José Bretón, el último torero.

Son muchas las culturas y muchos los países que recurren al maltrato animal como forma primitiva de rellenar el ocio de sus gentes. También son muchos, demasiados, los estados que recurren al maltrato humano como forma de convivencia y gobierno. El negocio del maltrato y de la sangre, animal o humana, proviene de las cavernas y se ha mantenido a lo largo del tiempo escribiendo la historia con inhumano líquido rojo proveniente de venas abiertas en canal.

Ignoró el atractivo que una corrida de toros puede ejercer sobre algunos españoles, cada vez menos por ventura, para sentarles en una grada soleada o delante de un televisor a ver, con muestras de agrado y placer, brotar la sangre sobre el cuerpo de un animal, de dos o de tres en el supuesto de que el caballo del picador o el torero sufran una cogida. Alguna explicación debe haber que escapa a mis posibilidades racionales. Ver la sangre y disfrutar del espectáculo pone al ser humano en la órbita del Doctor Jekyll, Jack el Destripador, el Conde Drácula o el Hombre Lobo, todos ellos personajes que encarnan el reflejo que devuelve el espejo cuando se miran en él personas de oscuras intenciones y siniestras apetencias.
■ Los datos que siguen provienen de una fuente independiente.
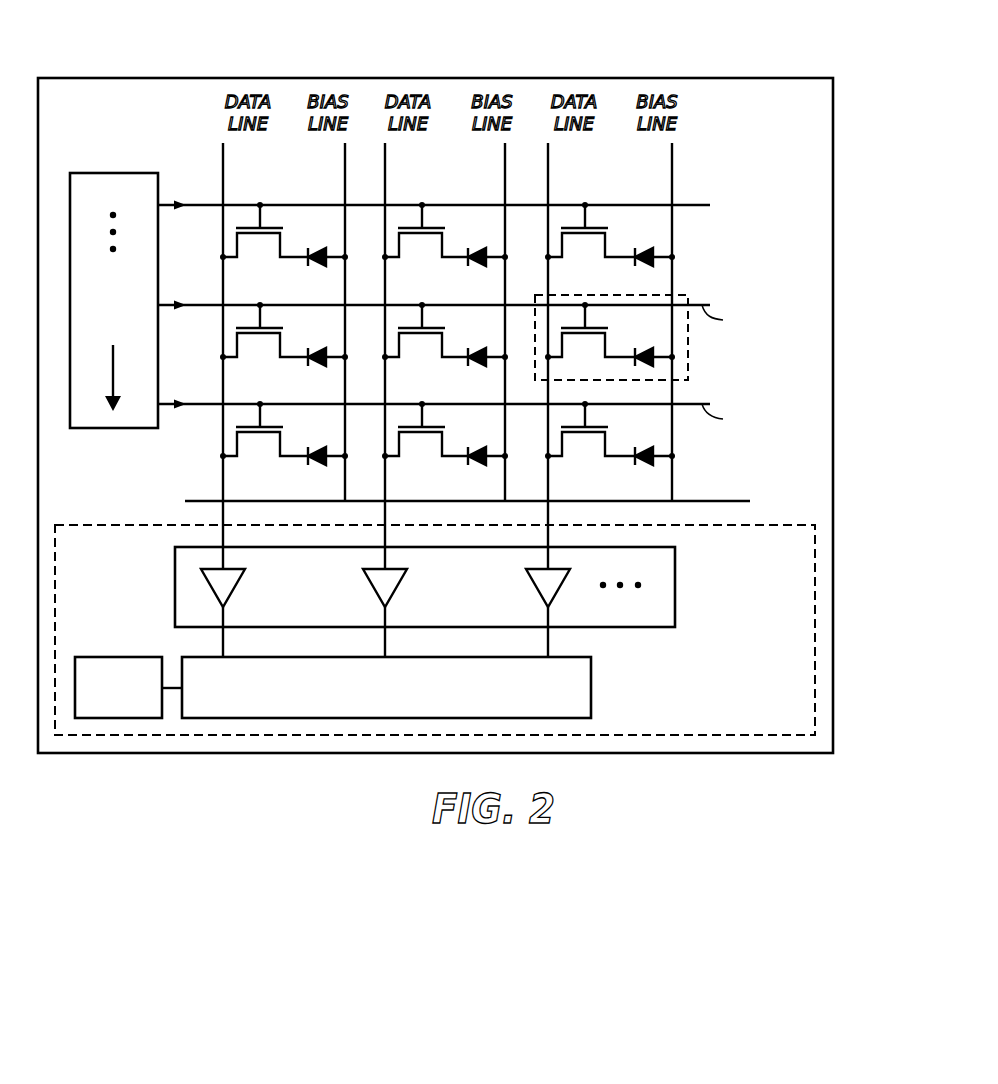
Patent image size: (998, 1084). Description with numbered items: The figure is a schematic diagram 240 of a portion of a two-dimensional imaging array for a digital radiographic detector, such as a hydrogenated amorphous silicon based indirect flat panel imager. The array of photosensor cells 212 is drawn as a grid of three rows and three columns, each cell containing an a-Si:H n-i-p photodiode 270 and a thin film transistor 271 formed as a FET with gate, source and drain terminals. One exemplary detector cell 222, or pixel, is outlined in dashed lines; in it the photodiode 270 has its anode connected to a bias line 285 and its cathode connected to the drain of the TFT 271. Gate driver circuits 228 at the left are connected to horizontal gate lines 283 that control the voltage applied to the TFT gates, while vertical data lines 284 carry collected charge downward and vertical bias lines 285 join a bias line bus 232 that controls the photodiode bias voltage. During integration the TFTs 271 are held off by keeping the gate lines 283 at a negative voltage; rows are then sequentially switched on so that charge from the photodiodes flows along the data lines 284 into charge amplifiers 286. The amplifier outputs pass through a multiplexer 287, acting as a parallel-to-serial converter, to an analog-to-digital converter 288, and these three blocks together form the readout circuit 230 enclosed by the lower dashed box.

The schematic diagram 240 is at (920, 77).
The readout circuits 230 is at (816, 707).
The gate driver circuits 228 is at (90, 172).
The array of photosensor cells 212 is at (475, 379).
The data lines 284 is at (423, 167).
The bias lines 285 is at (345, 195).
The gate lines 283 is at (702, 204).
The thin film transistor (TFT) 271 is at (580, 200).
The photodiode 270 is at (660, 249).
The detector cell 222 is at (690, 341).
The bias line bus 232 is at (507, 487).
The charge amplifiers 286 is at (677, 585).
The multiplexer 287 is at (593, 688).
The analog-to-digital converter (ADC) 288 is at (108, 657).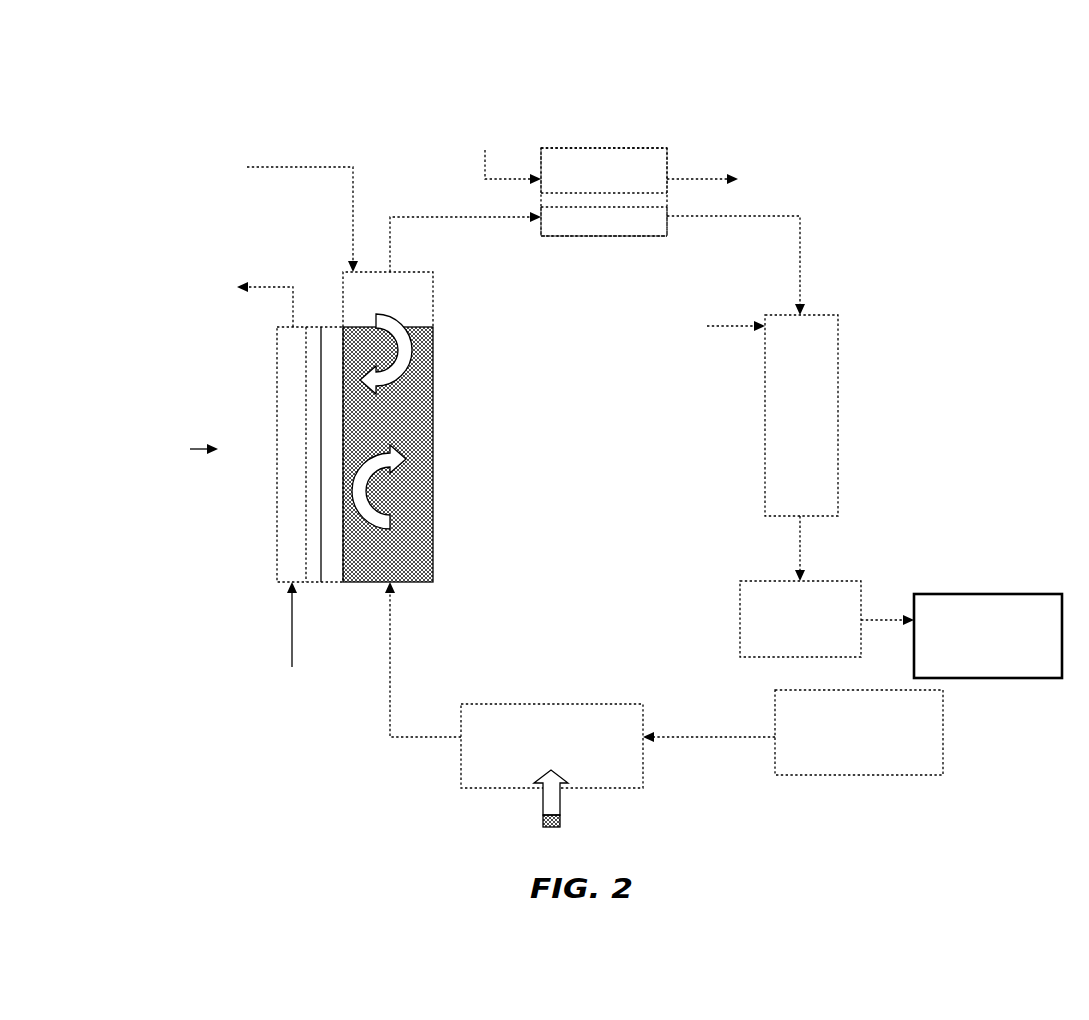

Ver de cerca la punta arponada de una banderilla horteramente adornada, la punta lanceada de la vara del picador, la fina hoja afilada del estoque y el sibilino punzón de dar la puntilla, es la contemplación de instrumentos para el martirio que el sadismo colectivo admite como herramientas al servicio del arte. Considerar artística una forma de matar es un intento de sublimación del dolor, del daño, de la ejecución y de la muerte misma. Y ver la indumentaria que lucen los verdugos es todo un canto al gusto por lo estrafalario y lo grotesco. El traje de luces, las ordinarias mallas resaltando los atributos del torero, la ridícula e inoportuna corbata, los tocados del matador y del picador o esa coleta mal aliñada no dejan de ser carnavalescas imitaciones de la capucha que busca ocultar la identidad de todo verdugo acreditado.

En el siglo XXI, el toreo sufre la dura competencia de otras torturas y otras muertes que lo superan en crudeza y saña. El terrorismo en sus múltiples manifestaciones, las hambrunas, las guerras, los efectos letales del machismo y algunos asesinatos, lididan a diario verdaderas manadas de reses humanas en la arena de los medios de comunicación a la vista de un público que ha asimilado la sangre como algo propio de la (in)civilización humana.

Dicen los promotores taurinos que las corridas no son rentables porque la gente no llena las plazas. El PP, con el diestro Wert encabezando el paseíllo, se apresta a resucitar la “fiesta” nacional bajo la bandera cultural devolviéndole el protagonismo en las pantallas de TV, en horario infantil, para que el gusto por la sangre, la tortura y la muerte inexplicable no decaigan. También, si hace falta, se recurre a la subvención pública del lamentable espectáculo, aunque no haya dinero para salvar vidas o educar a nuestra infancia en otros contenidos más útiles y menos dañinos.

José Bretón, esa mente retorcida y antinatura, saltó al ruedo ibérico hace once largos meses y ha estado toreando durante todo este tiempo a la justicia y a los sentimientos horrorizados del respetable público que clamaba para que no redondeara su faena. Hoy, a falta de la preceptiva confirmación por parte de la autoridad competente, parece que se confirma que toreó, banderilleó, picó y apuntilló a su mujer en los cuerpos inocentes e indefensos de sus propios hijos utilizando el capote hitleriano de un horno crematorio.

El público saca los pañuelos en el tendido y pide sangre y venganza, cegado por la misma sangre y la misma venganza que Bretón ha derramado sobre la inocencia de sus víctimas, mientras ABC y La Razón -traficantes de la sangre y el dolor autoproclamados presidentes del festejo- han dictado su sentencia y han emitido su condena al margen de una actuación judicial indispensable y necesaria en un estado de derecho.

ABC ya condenó a un inocente intentando aprovechar otro asesinato cruel para tratar de imponer su propio concepto de la ley por encima de la Constitución y de la propia democracia.

Hay que evitar que la ultraderecha utilice estos casos y acabe dando la vuelta al ruedo.